Russia has stepped up its onslaught against Ukraine with civilian casualties reported in several areas of the country.
At least three civilians were killed and three more in a rocket strike on the northern Ukrainian city of Chuhuiv in the early hours, a regional police chief said.
Serhiy Bolvinov, the deputy head of Kharkiv’s regional police force, said the rockets were likely to have been fired from Russian territory. Chuhuiv is 75 miles from the border.
“Four Russian rockets, presumably fired from around (the Russian city of) Belgorod at night, at about 3.30am, hit a residential building, a school and administrative buildings,” Mr Bolvinov wrote, adding that a two-storey apartment block was partly destroyed.
“The bodies of three people were found under the rubble. Three more were injured. The victims are civilians,” he added.
In the neighbouring Sumy region, one civilian was killed and at least seven injured after Russians fired mortars and artillery on three towns and villages not far from the Russian border, regional governor Dmytro Zhyvytsky said on Saturday morning.
Seven civilians were killed and 14 more injured in the past 24 hours in cities in Ukraine’s embattled eastern Donetsk region, its governor said on Saturday morning.
Nearby, Ukrainian troops repelled a Russian overnight assault on a strategic eastern highway, said Serhiy Haidai, governor of the Luhansk region.
He said Russia had been attempting to capture the main road link between the cities of Lysychansk and Bakhmut “for more than two months”.
“They still cannot control several kilometres of this road,” Mr Haidai said.
Moscow’s defence chief told troops to step up operations across Ukrainian territory, according to social media updates from the defence ministry on Saturday.
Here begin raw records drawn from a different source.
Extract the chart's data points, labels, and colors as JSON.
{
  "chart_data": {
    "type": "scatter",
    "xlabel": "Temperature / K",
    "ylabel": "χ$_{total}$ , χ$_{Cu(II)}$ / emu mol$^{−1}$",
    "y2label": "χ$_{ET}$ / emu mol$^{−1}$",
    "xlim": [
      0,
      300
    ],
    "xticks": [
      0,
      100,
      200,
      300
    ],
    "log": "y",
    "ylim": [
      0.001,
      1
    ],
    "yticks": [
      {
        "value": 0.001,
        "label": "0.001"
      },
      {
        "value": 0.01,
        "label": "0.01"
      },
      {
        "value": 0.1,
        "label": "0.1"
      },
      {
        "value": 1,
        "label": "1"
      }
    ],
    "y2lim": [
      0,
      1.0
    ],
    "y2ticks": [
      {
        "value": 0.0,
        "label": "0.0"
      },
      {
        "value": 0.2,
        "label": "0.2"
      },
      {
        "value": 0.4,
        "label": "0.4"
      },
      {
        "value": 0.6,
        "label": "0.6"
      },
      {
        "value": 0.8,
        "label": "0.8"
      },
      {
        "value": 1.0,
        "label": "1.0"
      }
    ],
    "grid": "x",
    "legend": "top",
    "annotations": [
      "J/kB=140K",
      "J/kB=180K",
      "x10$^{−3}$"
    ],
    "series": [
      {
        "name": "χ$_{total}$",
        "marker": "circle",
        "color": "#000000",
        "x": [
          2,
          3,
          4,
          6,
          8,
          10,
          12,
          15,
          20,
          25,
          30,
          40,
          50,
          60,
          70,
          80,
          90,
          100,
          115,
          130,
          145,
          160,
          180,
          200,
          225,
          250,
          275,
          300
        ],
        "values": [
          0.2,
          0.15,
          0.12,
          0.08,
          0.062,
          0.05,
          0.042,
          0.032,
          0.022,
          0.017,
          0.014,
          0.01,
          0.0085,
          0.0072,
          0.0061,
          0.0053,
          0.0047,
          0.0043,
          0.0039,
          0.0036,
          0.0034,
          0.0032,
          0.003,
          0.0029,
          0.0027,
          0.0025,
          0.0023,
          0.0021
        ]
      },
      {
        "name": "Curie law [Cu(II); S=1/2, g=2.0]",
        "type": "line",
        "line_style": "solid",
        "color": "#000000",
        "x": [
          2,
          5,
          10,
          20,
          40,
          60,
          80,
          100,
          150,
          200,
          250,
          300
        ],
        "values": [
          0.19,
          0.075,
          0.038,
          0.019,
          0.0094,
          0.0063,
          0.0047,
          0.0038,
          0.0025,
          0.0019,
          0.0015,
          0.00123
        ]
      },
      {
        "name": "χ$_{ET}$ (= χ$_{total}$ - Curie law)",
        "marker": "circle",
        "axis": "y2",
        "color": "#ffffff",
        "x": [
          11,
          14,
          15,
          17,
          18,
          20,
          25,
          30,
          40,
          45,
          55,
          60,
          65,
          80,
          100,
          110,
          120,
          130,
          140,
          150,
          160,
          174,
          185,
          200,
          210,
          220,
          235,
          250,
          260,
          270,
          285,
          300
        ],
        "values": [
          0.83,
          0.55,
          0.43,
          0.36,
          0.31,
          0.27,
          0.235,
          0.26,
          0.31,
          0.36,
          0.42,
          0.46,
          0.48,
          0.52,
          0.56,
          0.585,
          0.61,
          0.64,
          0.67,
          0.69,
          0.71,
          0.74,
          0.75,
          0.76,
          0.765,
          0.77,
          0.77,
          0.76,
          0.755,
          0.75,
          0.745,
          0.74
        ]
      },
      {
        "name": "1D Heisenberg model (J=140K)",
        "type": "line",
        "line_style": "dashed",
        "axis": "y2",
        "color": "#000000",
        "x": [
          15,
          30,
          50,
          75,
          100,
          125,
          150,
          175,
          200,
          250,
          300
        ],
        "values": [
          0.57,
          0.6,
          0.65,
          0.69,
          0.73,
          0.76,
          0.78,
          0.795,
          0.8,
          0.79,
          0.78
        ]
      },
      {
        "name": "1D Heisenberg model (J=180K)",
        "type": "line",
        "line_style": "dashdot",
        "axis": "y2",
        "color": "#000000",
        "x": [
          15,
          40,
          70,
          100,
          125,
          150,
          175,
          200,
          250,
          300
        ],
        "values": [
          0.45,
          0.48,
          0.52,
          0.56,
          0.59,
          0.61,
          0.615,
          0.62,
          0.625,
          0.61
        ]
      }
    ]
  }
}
A Facebook post said defence minister Sergei Shoigu gave “instructions to further intensify the actions of units in all operational areas, in order to exclude the possibility of the Kyiv regime to launch massive rocket and artillery strikes on civilian infrastructure and residents of settlements in Donbas and other regions”.
According to the post, Mr Shoigu on Saturday inspected some of the Russian units that have served in Ukraine, handing out awards for bravery.
Moscow’s military campaign has been focusing on the Donbas, covering Donetsk and Luhansk, but Russian forces also have been pounding other parts of the country in a relentless push to wrest territory from Ukraine and soften the morale of its leaders, civilians and troops as the war nears the five-month mark.
In Ukraine’s south, two people were wounded by Russian shelling in the town of Bashtanka, north east of the Black Sea city of Mykolaiv, according to regional governor Vitaliy Kim.
He said Mykolaiv itself also came under renewed Russian fire in the early hours. On Friday morning, he posted videos of what he said was a Russian missile attack on the city’s two largest universities, and denounced Russia as “a terrorist state”.
Two people were killed and a woman was in hospital after a Russian rocket strike on the eastern riverside city of Nikopol, emergency services said.
Valentyn Reznichenko said a five-storey apartment block, a school and a vocational school building were damaged.
On Friday, cruise missiles fired by Russian strategic bombers struck the south-eastern Ukrainian city of Dnipro, killing at least three people and wounding 16.
A day earlier, a Russian missile strike killed at least 23 people — including three children — and wounded more than 200 in Vinnytsia, a city south west of Kyiv, far from the front line.
Russia said the Kalibr cruise missiles hit a “military facility” that was hosting a meeting between Ukrainian air force command and foreign weapons suppliers. Ukrainian authorities have insisted the site had nothing to do with the military.
Ukraine’s Interior Ministry said on Friday that Russian forces had conducted more than 17,000 strikes on civilian targets during the war, killing thousands of fighters and civilians and driving millions from their homes.